Elena Bellantoni

Vibo Valentia 1975
Vive e lavora a Roma
Studio visit di Nicolas Martino
29 febbraio 2024

Nello studio visit precedente, Lara Demori notava come nel lavoro di Elena Bellantoni lo «smascheramento delle dinamiche di potere» costituisse una «ragion d’essere dell’operazione artistica». Concordo con questa analisi perché, in effetti, qui si può individuare il trait d’union del lavoro di un’artista che ha alle spalle una carriera importante. Dopo aver studiato storia dell’arte a Roma, Bellantoni ha perfezionato la sua formazione a Londra e a Parigi, mentre a Berlino ha maturato un’esperienza come organizzatrice e animatrice della scena artistica.

Oggi, attraverso la performance, il video, la fotografia, le installazioni, l’artista indaga le dimensioni dell’identità e dell’alterità, mettendo in gioco il proprio corpo e usando il linguaggio dei mass media in una chiave che ricorda quella già esplorata dalle artiste che hanno praticato la poesia visiva negli anni Settanta. Quindi, se da un lato Bellantoni si inserisce in un filone che possiamo definire di ‘arte politica’, internazionalmente molto fecondo, lo fa però caratterizzandosi per un’attenzione particolare alla questione femminile, partendo da sé e sviluppando ulteriormente una traccia che ha caratterizzato la scena degli anni in cui è nata. Qui, mi pare, si può ravvisare un altro tratto caratteristico del lavoro, ovvero l’attenzione per la dimensione generazionale, da un lato, e dall’altro per l’aspetto poetico della soluzione formale.

Se guardiamo all’ultimo lavoro realizzato in collaborazione con Dior per la recente fashion week parigina, ritroviamo questi elementi, ovvero la critica ai modelli femminili che nel tempo sono stati costruiti dallo sguardo maschile e diffusi dai mass media soprattutto dal secondo dopoguerra in poi. In Not Her (2023), l’installazione costruita per l’evento, le modelle hanno sfilato davanti ai molti simulacri pubblicitari di Bellantoni, che si calava dentro questi diversi modelli mentre una serie di parole entrava in cortocircuito con quanto le immagini avrebbero voluto comunicare. Poeticamente, il rimando è alle tecniche verbo-visive del Gruppo 70 e al détournement dell’Internazionale Situazionista, ma in un contesto contemporaneo. In questo senso le pratiche artistiche possono diventare un’arma di disintossicazione di massa e qui la chiave sembra essere quella del culture jamming della rivista canadese «Adbuster».

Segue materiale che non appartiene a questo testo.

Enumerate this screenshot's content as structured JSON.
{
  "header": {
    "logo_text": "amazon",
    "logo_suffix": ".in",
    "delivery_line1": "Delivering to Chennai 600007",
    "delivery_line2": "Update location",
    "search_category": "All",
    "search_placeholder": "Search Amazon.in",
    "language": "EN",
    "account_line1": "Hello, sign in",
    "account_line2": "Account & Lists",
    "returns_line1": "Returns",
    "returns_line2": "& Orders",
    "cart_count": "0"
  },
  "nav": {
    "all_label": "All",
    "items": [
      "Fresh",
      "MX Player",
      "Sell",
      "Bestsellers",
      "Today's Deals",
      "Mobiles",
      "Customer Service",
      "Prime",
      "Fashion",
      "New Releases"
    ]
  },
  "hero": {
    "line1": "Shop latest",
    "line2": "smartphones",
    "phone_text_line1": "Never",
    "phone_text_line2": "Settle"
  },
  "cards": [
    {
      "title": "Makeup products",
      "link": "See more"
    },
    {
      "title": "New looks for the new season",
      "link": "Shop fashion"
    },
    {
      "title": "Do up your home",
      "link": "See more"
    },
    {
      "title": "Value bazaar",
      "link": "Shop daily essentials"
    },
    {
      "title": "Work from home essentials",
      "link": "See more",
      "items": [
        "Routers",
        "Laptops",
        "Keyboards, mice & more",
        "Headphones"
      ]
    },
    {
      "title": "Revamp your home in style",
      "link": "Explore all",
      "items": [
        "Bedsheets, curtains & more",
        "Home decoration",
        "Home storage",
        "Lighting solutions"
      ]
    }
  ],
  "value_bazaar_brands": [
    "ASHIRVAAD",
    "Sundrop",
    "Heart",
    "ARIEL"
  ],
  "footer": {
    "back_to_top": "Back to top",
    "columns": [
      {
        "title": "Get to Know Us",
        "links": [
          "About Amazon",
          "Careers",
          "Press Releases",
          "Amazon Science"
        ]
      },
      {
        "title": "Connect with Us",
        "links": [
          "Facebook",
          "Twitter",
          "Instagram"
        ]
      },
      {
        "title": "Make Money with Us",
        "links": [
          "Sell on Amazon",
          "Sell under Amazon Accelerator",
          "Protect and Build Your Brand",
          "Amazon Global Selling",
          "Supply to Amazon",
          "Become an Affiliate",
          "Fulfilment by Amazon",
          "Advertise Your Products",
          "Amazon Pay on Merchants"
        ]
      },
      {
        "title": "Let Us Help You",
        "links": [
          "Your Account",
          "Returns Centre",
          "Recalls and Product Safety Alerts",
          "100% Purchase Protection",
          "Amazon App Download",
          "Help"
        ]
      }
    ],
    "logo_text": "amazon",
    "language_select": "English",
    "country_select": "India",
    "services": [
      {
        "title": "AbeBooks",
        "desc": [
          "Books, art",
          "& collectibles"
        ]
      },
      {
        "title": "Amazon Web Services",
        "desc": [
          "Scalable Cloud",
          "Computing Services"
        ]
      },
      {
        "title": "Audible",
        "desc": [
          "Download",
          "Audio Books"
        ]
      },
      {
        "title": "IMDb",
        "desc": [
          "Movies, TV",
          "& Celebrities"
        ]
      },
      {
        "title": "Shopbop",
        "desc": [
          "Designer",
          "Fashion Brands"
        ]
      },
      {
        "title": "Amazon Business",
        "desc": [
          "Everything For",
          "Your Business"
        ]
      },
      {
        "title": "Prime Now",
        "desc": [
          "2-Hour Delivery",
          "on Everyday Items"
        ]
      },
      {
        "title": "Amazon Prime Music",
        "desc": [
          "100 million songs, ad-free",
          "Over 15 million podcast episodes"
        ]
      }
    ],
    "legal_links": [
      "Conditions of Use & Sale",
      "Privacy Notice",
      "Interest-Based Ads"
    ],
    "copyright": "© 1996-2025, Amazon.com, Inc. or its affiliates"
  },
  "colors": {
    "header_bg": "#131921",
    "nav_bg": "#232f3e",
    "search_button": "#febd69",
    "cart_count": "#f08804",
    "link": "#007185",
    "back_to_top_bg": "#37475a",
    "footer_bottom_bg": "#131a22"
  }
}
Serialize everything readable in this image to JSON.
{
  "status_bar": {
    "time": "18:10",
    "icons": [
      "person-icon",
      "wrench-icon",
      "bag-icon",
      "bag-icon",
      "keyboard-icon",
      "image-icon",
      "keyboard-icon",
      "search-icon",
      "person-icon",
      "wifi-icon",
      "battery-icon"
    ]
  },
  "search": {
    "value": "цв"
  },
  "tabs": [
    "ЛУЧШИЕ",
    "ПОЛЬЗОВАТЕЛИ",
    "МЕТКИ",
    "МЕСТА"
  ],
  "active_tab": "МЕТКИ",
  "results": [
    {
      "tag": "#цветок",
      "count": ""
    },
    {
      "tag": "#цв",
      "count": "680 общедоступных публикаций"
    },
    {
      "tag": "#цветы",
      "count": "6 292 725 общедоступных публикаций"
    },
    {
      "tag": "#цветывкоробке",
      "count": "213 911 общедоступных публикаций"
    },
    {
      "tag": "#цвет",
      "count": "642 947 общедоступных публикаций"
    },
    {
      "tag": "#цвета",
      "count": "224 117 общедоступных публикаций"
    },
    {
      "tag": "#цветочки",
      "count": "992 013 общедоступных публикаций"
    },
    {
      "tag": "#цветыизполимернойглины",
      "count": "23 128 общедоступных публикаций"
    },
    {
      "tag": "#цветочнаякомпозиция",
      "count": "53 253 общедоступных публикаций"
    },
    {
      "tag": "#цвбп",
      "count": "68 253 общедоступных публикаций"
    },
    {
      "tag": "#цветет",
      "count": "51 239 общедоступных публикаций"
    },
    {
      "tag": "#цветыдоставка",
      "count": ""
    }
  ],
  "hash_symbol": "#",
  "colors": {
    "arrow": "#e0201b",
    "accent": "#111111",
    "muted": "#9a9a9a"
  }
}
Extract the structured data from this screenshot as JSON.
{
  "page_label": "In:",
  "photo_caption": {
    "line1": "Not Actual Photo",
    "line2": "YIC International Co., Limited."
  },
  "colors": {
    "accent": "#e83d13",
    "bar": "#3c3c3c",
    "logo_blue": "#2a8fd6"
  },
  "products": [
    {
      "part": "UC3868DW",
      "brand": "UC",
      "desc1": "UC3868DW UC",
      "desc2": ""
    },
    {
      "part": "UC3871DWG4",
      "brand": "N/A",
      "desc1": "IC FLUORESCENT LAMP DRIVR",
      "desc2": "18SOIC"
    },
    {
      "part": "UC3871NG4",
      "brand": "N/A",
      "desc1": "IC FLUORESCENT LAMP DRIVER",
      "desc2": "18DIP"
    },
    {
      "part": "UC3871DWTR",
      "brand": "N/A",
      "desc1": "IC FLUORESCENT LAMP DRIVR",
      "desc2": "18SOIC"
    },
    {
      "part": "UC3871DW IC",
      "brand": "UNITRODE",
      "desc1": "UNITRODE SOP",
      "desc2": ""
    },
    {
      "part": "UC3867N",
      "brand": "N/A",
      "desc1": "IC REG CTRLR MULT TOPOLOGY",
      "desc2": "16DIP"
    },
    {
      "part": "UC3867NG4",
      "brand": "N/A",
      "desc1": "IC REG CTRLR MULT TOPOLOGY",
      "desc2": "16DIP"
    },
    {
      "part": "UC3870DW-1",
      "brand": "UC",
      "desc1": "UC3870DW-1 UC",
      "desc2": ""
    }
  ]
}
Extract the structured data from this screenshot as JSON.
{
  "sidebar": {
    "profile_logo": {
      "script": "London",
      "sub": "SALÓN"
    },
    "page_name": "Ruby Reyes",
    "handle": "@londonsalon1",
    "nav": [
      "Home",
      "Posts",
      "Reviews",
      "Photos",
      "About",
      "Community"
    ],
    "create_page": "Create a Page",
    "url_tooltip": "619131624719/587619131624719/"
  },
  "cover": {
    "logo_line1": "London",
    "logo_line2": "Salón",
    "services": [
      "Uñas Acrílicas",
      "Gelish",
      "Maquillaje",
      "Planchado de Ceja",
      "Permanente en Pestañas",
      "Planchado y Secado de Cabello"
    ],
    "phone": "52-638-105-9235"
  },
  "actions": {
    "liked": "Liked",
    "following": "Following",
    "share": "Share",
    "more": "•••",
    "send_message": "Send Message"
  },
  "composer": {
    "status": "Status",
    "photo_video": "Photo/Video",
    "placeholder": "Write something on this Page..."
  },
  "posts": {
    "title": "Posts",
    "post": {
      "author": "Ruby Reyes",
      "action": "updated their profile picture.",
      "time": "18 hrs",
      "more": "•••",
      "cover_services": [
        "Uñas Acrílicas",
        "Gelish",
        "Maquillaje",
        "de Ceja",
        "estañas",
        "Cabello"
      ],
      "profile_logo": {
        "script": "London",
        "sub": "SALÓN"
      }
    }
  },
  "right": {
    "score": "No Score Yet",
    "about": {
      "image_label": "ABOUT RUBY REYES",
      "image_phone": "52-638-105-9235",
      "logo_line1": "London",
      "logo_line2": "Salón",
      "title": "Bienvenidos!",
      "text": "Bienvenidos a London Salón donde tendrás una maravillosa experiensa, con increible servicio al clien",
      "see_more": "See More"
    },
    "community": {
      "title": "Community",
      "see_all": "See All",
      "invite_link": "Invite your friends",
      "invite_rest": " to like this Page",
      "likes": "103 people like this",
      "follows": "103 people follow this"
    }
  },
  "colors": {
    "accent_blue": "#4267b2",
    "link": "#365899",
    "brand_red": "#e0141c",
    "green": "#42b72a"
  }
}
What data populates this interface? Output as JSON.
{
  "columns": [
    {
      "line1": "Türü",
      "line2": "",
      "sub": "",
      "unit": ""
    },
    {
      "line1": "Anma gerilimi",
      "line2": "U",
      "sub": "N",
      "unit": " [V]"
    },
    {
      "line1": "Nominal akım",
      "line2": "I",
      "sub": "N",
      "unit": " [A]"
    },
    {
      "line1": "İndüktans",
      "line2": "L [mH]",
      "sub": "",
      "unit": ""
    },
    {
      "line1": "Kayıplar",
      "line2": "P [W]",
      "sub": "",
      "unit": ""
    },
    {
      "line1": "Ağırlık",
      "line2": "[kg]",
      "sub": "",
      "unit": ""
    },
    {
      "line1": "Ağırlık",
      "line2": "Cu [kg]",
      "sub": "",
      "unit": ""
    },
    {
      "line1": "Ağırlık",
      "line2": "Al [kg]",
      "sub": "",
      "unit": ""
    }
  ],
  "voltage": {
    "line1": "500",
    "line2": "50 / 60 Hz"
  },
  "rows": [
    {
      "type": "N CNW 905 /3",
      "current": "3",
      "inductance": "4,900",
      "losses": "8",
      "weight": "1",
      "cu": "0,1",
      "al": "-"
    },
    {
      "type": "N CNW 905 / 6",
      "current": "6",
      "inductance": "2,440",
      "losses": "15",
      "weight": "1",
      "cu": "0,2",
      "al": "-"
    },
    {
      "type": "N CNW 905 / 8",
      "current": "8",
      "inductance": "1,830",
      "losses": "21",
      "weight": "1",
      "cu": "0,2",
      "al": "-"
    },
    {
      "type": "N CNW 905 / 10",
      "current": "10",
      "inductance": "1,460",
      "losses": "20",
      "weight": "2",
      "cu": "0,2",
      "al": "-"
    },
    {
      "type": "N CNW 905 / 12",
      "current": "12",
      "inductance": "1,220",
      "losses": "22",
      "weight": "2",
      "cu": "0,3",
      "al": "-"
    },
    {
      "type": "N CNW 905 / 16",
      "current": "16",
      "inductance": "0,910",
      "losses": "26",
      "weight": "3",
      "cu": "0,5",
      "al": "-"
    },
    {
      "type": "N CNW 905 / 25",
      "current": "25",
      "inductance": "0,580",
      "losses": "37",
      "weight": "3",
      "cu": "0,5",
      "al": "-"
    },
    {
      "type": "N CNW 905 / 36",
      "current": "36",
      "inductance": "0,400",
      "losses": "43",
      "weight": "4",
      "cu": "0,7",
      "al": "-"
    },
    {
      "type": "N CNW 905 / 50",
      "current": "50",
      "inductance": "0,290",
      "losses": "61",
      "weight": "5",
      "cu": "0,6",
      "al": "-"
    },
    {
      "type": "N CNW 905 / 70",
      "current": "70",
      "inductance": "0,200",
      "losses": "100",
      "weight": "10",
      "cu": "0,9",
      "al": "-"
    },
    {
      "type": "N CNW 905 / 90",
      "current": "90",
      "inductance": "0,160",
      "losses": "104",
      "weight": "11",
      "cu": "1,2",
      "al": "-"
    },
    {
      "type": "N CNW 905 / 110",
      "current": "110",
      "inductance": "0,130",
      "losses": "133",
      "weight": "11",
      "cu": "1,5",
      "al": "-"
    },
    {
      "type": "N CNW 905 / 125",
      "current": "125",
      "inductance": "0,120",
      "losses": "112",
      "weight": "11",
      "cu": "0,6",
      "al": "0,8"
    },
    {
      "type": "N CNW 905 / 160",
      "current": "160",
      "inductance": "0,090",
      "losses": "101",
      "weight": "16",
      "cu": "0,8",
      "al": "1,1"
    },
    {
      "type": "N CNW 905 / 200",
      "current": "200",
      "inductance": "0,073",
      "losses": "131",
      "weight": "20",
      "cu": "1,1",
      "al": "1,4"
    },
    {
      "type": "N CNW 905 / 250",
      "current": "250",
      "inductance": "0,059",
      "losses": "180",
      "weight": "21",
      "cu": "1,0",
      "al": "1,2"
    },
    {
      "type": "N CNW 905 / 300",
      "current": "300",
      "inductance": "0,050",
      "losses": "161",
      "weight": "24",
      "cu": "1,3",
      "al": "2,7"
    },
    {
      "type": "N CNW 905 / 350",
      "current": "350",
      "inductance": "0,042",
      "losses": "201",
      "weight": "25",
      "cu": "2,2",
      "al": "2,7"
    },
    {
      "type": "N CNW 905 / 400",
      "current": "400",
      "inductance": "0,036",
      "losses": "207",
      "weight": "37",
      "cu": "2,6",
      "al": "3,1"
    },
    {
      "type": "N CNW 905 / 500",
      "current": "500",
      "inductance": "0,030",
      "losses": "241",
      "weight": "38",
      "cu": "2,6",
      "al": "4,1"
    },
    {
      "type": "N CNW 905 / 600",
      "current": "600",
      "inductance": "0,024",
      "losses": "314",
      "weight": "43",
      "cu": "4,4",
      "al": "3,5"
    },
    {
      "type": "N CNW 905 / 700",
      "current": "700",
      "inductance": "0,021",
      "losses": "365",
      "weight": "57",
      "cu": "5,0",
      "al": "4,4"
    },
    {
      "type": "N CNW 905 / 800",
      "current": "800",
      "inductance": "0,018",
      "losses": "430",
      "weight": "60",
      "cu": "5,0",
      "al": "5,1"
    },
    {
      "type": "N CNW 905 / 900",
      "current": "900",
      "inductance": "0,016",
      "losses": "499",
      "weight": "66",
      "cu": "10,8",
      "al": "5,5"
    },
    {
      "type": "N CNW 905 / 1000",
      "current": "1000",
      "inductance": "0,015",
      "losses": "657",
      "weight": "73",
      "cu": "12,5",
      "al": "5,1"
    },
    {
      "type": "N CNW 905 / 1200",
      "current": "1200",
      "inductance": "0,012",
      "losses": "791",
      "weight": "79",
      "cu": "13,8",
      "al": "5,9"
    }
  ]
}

Allo stesso tempo, in un’opera realizzata a stretto contatto con i lavoratori di una fabbrica tessile, sembra emergere la potenza della poesia come via di fuga dagli automatismi imposti dal mondo contemporaneo. Si tratta di Se ci fosse luce sarebbe bellissimo (2023), titolo di tutta l’operazione e anche di un neon blu che, significativamente, riprende le parole dell’ultima lettera di Moro alla moglie, in cui una serie di abiti fabbricati collettivamente provano a generare movimenti diversi e improduttivi, interrompendo la sequenza del ritmo lavorativo. Nella stessa opera, un altro neon, stavolta rosso, riporta un verso di Guccini «C’era una voglia di ballare che faceva luce», rimandando a un tempo carico di speranza, che era quello del secondo dopoguerra, e a cui fa da controcanto l’addio struggente di Moro che, di fatto, chiude un ciclo della Storia italiana. La nostra generazione non è forse quella cresciuta durante una post-storia nella quale la poesia è diventata, sempre di più, un’arma di resistenza politica ed esistenziale? Infine, per rimanere sempre nell’ambito dei lavori più recenti, il reenactment Le ceneri di Gramsci e Pasolini (2022) mette in scena il tramonto dell’intellettuale riflettendo su alcune figure che, paradossalmente, sono state mitizzate anche perché ormai assenti dalla scena pubblica. Anche qui la condizione generazionale sembra essere particolarmente importante.

Se da un lato mi sembra particolarmente interessante anche la produzione saggistica che in Bellantoni accompagna la pratica artistica, visitando lo studio mi accorgo che molto materiale su cui l’artista ha lavorato o sta continuando a lavorare non ha ancora avuto occasione di essere esposto. Forse questo è un limite che andrebbe superato diminuendo i ritmi e aumentando gli esiti.

Per concludere, un ruolo particolarmente importante in questa pratica è ricoperto dall’attività di insegnamento, tratto caratteristico di una generazione che, al contrario di artisti che in passato avevano abbandonato le accademie di belle arti, considera la formazione una sfida politica e culturale assolutamente decisiva.